What it is: New Jersey State Plan, Every Student Succeeds Act (ESSA), Amended July 14, 2017
What it means: The revised plan submitted this week to U.S Education Secretary Betsy DeVos is part of the review process that every state is going through on their accountability plans to meet the new federal education law, known as the Every Student Succeeds Act. The process is painstaking — and potentially heartbreaking, as New Jersey learned seven years ago — and has involved pointed questions from the Trump administration. The eventual plan is critical to all schools; it lays out how the state will monitor students, schools, and districts.
A little history: Few in New Jersey education can forget the mess at the start of Gov. Chris Christie’s tenure when the state tried to win approval of federal Race to the Top funds back in 2010. New Jersey fell a miniscule margin shy of winning the initial grant that could have meant $400 million more to the state. Largely procedural and avoidable mistakes in the application led to Christie’s very public firing of his first education commissioner, Bret Schundler.

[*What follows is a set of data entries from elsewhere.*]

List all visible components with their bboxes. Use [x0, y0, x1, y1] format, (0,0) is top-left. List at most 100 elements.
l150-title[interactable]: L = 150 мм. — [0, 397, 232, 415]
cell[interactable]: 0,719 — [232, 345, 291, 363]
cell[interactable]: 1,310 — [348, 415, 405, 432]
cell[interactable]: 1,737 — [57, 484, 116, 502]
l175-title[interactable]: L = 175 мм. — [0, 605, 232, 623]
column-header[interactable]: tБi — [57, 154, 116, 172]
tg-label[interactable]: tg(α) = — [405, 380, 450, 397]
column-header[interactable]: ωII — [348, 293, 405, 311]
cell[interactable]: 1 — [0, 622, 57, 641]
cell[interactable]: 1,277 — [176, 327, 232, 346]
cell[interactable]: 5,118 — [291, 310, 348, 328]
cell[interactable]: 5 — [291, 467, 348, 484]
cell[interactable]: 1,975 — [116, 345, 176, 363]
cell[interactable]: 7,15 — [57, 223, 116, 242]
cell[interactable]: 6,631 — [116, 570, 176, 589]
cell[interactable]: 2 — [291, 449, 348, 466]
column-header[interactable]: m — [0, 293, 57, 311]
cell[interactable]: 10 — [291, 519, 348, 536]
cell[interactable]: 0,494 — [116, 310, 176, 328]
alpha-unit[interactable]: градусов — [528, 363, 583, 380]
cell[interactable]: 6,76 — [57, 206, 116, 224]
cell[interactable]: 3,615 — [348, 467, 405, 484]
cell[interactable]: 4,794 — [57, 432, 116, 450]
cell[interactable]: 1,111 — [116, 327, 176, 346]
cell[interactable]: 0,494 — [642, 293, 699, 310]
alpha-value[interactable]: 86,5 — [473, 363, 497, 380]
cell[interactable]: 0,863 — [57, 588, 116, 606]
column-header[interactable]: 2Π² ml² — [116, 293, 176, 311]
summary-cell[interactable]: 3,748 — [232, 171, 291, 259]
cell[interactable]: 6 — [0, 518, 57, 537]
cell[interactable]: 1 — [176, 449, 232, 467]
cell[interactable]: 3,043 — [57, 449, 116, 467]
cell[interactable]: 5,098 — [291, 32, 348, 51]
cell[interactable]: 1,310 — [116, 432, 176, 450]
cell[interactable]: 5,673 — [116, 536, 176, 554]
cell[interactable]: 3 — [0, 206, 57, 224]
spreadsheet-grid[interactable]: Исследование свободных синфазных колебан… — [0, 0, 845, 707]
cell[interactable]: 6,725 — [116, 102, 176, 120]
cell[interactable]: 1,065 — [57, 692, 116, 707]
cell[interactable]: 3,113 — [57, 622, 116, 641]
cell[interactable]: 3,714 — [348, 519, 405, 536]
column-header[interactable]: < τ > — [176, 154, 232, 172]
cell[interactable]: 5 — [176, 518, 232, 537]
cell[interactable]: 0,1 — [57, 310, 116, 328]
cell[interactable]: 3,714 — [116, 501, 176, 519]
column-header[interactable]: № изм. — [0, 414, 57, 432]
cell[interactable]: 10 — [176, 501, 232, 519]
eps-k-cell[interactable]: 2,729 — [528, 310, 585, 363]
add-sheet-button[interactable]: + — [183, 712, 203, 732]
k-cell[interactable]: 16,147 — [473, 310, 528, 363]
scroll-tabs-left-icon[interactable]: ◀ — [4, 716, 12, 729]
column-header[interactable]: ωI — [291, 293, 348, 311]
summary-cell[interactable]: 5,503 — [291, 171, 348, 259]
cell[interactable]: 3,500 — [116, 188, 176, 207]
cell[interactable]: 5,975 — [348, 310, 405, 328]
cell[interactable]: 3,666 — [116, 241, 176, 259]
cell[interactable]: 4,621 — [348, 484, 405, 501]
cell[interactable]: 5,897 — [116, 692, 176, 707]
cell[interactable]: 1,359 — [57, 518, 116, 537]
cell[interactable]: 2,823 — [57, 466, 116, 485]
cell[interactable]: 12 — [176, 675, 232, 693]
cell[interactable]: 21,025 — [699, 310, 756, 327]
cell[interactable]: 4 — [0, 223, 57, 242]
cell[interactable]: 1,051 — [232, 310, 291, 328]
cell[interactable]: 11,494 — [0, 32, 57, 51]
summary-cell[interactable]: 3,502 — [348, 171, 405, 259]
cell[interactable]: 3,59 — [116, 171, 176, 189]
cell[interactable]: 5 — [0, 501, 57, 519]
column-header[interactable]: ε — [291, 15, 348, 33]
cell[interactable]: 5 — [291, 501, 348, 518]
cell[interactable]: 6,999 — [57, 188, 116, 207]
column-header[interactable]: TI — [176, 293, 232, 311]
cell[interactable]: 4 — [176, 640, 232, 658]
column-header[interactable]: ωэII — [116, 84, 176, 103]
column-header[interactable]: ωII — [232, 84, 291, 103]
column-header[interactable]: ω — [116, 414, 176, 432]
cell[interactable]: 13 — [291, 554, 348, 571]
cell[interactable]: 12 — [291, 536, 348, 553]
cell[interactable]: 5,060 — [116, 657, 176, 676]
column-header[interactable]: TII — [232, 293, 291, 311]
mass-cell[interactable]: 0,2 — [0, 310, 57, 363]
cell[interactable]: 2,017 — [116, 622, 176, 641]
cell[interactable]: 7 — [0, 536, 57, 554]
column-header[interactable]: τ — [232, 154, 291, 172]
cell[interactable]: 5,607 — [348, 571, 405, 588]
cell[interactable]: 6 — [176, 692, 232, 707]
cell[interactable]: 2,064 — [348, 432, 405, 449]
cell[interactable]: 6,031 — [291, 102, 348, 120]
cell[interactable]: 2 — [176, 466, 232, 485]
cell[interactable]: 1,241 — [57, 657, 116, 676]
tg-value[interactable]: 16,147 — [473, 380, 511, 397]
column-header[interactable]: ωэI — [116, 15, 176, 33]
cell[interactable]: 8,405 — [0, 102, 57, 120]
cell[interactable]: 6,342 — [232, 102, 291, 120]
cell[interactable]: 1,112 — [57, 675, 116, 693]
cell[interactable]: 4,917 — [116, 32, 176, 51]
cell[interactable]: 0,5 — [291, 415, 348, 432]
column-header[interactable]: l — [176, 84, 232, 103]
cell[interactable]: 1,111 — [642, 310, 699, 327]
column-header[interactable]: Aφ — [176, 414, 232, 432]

What’s different this time out? New Jersey ultimately did win federal approval, although for a fraction of the initial grant, and continued to live by the federal mandates under former President Barack Obama. But in the meantime, Obama and Congress agreed upon a new law — ESSA — that returned much of the power back to the states to set their own criteria for monitoring schools, a law that at least so far President Donald Trump and DeVos have continued to back.
New Jersey’s plan: The state’s plan is notable as much for its language as its intent, focusing more on supporting schools than intervening in them. It sets targets for districts in graduating students and addressing their needs, but makes them longer-term goals based more on progress than specific end-points.
New Jersey’s revised plan: In response to questions raised by the federal Department of Education, the state added several technical points to the application. One of the central issues raised by the federal review was for more specifics about educating students with limited English skills. Another asked how New Jersey would account for students who were formerly classified for special education.